Il en découle en conséquence qu’aucune faute de gestion ne peut être imputée à la SAS AERO IMMOBILIER qui n’avait pas à se substituer à son mandant dès lors que ce dernier était informé des désordres, s’était engagé pour certains à les résoudre lui-même et n’ayant jamais autorisé son mandataire à agir pour son compte au titre des devis présentés.
La SCI JORDELS sera en conséquence déboutée de sa demande d’être relevée et garantie par la SAS AERO IMMOBILIER de toutes condamnations prononcées à son encontre.
En l’absence de faute de gestion imputable à la SAS AERO IMMOBILIER, la SCI JORDELS
sera également déboutée de ses demandes de condamnation au titre de son préjudice financier et au titre de son préjudice moral.
IV- Sur les demandes accessoires
La SCI JORDELS, partie perdante, supportera en conséquence la charge des entiers dépens.
Compte tenu des démarches judiciaires qu’ont dû accomplir Monsieur, [D], [J] et Madame, [H], [B], la SCI JORDELS sera condamnée à leur verser la somme de 1.500 euros au titre de l’article 700 du code de procédure civile.

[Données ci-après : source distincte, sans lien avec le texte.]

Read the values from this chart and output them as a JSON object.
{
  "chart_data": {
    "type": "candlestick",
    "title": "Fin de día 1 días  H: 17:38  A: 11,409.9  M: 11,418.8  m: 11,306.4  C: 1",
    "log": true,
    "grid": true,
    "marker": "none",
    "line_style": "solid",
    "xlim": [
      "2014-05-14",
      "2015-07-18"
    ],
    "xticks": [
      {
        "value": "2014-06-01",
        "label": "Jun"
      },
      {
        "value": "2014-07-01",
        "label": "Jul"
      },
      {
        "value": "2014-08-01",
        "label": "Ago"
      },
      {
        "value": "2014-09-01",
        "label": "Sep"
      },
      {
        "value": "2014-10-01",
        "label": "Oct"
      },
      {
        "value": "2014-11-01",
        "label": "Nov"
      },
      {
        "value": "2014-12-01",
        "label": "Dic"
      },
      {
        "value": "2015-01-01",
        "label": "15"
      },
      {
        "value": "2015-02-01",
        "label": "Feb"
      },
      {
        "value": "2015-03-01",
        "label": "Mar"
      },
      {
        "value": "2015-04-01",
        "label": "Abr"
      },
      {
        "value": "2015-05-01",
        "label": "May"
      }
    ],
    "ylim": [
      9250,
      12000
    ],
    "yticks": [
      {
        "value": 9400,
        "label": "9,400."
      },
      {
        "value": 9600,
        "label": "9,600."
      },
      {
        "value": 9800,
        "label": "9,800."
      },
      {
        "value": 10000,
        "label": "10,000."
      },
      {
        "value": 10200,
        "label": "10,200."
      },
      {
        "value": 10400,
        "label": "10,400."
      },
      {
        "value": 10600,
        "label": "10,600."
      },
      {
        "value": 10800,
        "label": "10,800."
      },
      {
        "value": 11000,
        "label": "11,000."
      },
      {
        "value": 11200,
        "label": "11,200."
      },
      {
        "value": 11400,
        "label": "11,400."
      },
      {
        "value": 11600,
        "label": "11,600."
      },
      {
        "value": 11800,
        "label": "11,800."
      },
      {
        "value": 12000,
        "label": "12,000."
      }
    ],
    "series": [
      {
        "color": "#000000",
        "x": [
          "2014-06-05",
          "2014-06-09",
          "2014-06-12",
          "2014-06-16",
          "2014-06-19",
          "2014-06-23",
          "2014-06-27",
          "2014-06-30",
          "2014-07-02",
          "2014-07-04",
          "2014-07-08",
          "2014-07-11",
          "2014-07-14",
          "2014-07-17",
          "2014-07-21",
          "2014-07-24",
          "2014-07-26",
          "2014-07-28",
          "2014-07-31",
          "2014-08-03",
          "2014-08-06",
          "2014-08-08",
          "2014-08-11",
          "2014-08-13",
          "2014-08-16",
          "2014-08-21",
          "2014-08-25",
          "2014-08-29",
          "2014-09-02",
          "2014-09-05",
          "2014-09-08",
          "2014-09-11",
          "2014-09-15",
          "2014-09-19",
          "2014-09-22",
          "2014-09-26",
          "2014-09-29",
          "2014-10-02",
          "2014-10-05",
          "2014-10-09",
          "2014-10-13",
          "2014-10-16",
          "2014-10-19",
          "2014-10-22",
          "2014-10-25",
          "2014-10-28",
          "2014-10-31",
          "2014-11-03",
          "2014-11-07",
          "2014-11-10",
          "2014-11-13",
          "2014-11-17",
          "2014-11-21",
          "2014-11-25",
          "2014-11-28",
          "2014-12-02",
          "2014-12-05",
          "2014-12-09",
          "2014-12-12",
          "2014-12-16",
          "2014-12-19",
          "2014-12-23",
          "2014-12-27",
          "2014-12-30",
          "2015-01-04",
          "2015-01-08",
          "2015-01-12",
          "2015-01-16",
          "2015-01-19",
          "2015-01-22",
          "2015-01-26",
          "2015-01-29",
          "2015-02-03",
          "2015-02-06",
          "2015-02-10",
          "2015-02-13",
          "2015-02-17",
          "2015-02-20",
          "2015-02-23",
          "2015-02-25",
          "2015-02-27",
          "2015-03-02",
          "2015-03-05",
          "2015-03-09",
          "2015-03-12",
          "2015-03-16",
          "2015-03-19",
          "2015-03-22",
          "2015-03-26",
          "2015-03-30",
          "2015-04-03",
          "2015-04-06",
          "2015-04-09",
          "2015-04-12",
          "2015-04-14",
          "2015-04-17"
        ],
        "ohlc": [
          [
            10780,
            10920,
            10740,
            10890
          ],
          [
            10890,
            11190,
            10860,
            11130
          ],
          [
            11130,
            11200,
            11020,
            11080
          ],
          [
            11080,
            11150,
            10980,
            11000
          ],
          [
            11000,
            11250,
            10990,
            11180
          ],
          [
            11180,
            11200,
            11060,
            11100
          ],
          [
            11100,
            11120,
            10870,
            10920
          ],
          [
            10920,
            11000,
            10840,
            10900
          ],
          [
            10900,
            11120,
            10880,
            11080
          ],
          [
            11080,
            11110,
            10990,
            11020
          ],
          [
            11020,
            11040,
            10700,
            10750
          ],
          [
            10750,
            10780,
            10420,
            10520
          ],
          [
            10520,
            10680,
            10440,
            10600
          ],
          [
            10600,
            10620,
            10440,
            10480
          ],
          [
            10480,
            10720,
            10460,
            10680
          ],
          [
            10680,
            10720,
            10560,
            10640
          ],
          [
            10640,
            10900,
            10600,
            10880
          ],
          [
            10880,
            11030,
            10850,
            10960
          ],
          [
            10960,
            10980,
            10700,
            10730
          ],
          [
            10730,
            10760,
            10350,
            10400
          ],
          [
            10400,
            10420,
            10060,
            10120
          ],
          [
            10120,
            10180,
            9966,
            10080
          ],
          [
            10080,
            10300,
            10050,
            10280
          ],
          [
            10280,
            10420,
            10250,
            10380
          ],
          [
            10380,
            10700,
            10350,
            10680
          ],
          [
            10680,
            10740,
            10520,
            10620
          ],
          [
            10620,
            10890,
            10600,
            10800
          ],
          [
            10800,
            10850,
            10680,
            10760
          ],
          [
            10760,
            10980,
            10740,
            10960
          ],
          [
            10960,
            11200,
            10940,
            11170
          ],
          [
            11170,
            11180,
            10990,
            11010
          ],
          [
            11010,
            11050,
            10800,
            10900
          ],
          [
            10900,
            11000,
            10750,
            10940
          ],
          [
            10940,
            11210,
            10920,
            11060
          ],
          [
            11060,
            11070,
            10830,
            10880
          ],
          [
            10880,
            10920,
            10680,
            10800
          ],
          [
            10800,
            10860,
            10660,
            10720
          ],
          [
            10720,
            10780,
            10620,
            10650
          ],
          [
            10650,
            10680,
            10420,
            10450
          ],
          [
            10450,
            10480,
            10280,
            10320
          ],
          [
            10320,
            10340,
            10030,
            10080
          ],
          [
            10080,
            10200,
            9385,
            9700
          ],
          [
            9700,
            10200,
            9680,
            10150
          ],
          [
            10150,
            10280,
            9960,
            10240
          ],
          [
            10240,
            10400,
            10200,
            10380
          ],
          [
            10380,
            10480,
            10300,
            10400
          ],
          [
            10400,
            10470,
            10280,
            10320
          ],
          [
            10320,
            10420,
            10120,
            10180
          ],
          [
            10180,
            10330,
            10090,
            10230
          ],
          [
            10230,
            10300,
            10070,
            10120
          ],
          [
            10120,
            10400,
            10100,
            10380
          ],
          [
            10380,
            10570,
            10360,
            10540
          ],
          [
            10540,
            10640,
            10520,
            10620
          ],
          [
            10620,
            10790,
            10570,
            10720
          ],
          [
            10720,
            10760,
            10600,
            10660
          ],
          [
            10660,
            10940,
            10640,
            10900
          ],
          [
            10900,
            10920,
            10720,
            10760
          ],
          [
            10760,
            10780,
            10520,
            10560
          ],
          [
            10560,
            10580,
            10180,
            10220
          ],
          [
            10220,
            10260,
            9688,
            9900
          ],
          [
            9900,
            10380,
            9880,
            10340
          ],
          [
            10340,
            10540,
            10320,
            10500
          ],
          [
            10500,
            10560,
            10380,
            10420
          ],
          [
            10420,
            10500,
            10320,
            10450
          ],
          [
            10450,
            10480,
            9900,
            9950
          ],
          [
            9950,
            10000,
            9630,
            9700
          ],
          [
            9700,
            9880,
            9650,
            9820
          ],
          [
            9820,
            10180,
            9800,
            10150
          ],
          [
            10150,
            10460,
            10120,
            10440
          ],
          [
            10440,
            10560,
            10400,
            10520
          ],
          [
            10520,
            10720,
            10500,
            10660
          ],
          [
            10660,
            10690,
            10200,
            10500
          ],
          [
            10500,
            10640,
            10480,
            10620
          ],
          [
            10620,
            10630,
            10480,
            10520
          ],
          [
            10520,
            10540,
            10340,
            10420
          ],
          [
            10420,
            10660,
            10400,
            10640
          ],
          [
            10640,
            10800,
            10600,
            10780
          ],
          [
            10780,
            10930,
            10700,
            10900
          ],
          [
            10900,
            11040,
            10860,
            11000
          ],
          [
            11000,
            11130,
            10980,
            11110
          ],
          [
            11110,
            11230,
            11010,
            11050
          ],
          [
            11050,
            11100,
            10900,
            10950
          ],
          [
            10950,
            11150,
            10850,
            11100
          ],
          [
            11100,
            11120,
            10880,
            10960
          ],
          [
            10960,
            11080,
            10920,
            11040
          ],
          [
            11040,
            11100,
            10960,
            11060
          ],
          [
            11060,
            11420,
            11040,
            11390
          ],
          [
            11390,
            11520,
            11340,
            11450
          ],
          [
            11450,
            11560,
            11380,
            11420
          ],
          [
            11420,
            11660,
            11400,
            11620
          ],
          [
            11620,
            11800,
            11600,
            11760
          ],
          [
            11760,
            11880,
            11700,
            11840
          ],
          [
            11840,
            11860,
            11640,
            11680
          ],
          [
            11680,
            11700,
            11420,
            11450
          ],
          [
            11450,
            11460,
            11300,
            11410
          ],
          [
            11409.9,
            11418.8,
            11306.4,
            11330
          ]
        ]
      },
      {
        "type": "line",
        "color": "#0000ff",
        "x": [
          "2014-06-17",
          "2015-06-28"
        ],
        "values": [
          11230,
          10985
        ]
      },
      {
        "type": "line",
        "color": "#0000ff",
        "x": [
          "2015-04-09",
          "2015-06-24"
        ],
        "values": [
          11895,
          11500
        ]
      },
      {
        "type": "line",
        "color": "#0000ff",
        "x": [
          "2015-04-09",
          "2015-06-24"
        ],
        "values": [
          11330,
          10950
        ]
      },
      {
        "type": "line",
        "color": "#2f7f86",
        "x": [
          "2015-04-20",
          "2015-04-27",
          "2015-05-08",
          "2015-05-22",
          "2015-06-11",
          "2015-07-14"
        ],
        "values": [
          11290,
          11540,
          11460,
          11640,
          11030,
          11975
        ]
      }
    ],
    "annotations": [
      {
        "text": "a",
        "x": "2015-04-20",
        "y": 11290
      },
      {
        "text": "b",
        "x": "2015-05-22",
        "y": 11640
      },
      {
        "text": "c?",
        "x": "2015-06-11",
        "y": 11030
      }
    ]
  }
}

La SCI JORDELS sera également condamnée à verser la somme de 1.500 euros à la SAS
AERO IMMOBILIER au titre de l’article 700 du code de procédure civile, et sera déboutée de sa propre demande à ce titre.
La présente décision est exécutoire à titre provisoire en application des dispositions de l’article 514 du code de procédure civile.
PAR CES MOTIFS
Le juge des contentieux de la protection, statuant par jugement mis à disposition au
greffe, contradictoire et en premier ressort :
CONDAMNE la SCI JORDELS à effectuer dans un délai de deux mois à compter de la signification de la présente décision les travaux de réparation suivants, et passé ce délai sous astreinte de 100 euros par jour de retard pendant 3 mois :
remplacement des dalles de la terrasse ;fixation des dalles de la terrasse ;suppression des infiltrations d’eau ;réfection de l’habillage autour du velux situé au niveau de l’escalier :réfection du placoplâtre autour du luminaire objet des infiltrations au plafond de la véranda ;réfection de la baie vitrée visant à assurer son imperméabilité ;réparation du lave-vaisselle :réparation de la VMC ;réfection des portes de la douche visant à assurer leur imperméabilité ;réfection de la vitre de la porte du cellier ;CONDAMNE la SCI JORDELS à verser à Monsieur, [D], [J] et Madame, [H], [B] la somme de 10.000 euros en réparation de leur préjudice de jouissance ;
DEBOUTE la SCI JORDELS de sa demande d’être relevée et garantie par la SAS AERO IMMOBILIER ;
DEBOUTE la SCI JORDELS de sa demande de dommages et intérêts pour préjudice financier ;
DEBOUTE la SCI JORDELS de sa demande de dommages et intérêts pour préjudice moral ;
CONDAMNE la SCI JORDELS à payer à Monsieur, [D], [J] et Madame, [H], [B] la somme de 1.500 euros au titre de l’article 700 du code de procédure civile ;
CONDAMNE la SCI JORDELS à payer à la SAS AERO IMMOBILIER la somme de 1.500 euros au titre de l’article 700 du code de procédure civile ;
CONDAMNE la SCI JORDELS aux entiers dépens ;
DEBOUTE les parties de toute demande plus ample ou contraire ;
RAPPELLE que la présente décision est de droit exécutoire à titre provisoire.